Kite used to say Gately shot cement instead of narcotics. (893)

He’s visited by McDade and Diehl who have just come from visiting Dooney Glynn, who accepted painkillers for his diverticulitis, further tempting Don. They say that Lenz has been seen, high and in disguise, and that he likely has the missing .44. (This is before Lenz is taken by the AFR to the Antitoi’s shop), yet the gun wasn’t listed among Lenz’s possessions in the inventory on pages 717-718.

pp 896-902 Hal gets dizzy and goes into Viewing Room 5 to lie down. On the bottom of p 900 and then 901, we get details of Avril and Tavis, which are that Avril’s dad married a homodontic (like Mario, or not?) dwarf who brought an infant into the marriage, which was Charles, so if Avril was adopted by the new wife, she would be the adoptive sister of CT, plus a half sister, as they would have the same adopted mom and different dads. In any case, effed up. Both Hal and Gately are horizontal, and yet are mentally lively narrators. Are they the heroes of non-action, from p. 142?

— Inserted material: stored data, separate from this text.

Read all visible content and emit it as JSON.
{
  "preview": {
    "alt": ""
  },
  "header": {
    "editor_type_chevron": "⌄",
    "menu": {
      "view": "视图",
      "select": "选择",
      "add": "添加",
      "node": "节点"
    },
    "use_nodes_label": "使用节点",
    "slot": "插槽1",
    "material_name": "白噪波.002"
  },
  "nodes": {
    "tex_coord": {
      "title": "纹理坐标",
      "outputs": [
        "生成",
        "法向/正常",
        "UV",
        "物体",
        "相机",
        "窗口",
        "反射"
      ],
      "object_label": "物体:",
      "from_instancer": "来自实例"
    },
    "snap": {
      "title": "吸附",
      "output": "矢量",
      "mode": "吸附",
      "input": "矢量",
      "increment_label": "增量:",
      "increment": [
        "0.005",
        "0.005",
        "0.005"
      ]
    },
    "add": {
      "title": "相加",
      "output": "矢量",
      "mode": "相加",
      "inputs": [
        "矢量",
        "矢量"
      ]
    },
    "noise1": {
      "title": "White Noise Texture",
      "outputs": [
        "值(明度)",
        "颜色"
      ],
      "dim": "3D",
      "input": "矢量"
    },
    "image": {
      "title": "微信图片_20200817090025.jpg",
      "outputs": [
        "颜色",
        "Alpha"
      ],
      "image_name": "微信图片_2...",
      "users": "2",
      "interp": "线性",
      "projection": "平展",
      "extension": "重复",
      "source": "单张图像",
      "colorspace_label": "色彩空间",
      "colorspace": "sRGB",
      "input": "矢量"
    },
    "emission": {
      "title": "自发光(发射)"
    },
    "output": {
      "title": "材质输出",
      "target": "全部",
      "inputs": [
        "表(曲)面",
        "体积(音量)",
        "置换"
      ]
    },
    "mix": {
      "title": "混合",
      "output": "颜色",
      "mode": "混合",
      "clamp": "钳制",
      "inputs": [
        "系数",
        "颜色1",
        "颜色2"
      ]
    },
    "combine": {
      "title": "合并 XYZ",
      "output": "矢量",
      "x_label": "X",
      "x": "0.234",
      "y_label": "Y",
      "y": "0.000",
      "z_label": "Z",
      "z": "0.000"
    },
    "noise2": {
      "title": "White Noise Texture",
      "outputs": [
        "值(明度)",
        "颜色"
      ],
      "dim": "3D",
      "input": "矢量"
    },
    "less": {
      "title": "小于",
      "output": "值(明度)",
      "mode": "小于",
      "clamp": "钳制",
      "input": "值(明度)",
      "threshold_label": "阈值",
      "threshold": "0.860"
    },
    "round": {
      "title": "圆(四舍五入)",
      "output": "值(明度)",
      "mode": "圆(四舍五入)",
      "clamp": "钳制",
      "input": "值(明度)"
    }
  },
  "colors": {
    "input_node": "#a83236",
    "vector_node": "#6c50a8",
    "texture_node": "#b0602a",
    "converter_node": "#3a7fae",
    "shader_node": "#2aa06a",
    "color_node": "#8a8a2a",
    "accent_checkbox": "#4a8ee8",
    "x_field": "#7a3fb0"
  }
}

What did everyone else think?

Just two more weeks: catch up and keep up!

11/3 pp 902-941
11/10 941-981 THE END

2 Responses to “INFINITE JEST readalong pp 855-902”

  1. Heidi Says:

    We’re that the previous 100s of pages as easy to read as these last 100s. I have opinions about DFW’s “success” in trying to braid these convoluted and many-dimensional 3 main narratives together. Will save for the afterparty. Which, speaking of….

  2. David Says:

    I very much enjoyed this section. Gately’s struggles seem extremely tough and I couldn’t imagine going through the pain he is. My mind gets wonky enough with the common flu. Coming in and out of consciousness like that while trying to keep your addictive personality at bay would be Hell.
    I also, very much liked reading Hal’s narrative. He’s alive for the first time in the book, narrating through his own voice. Also, poor Stice, but also hilarious.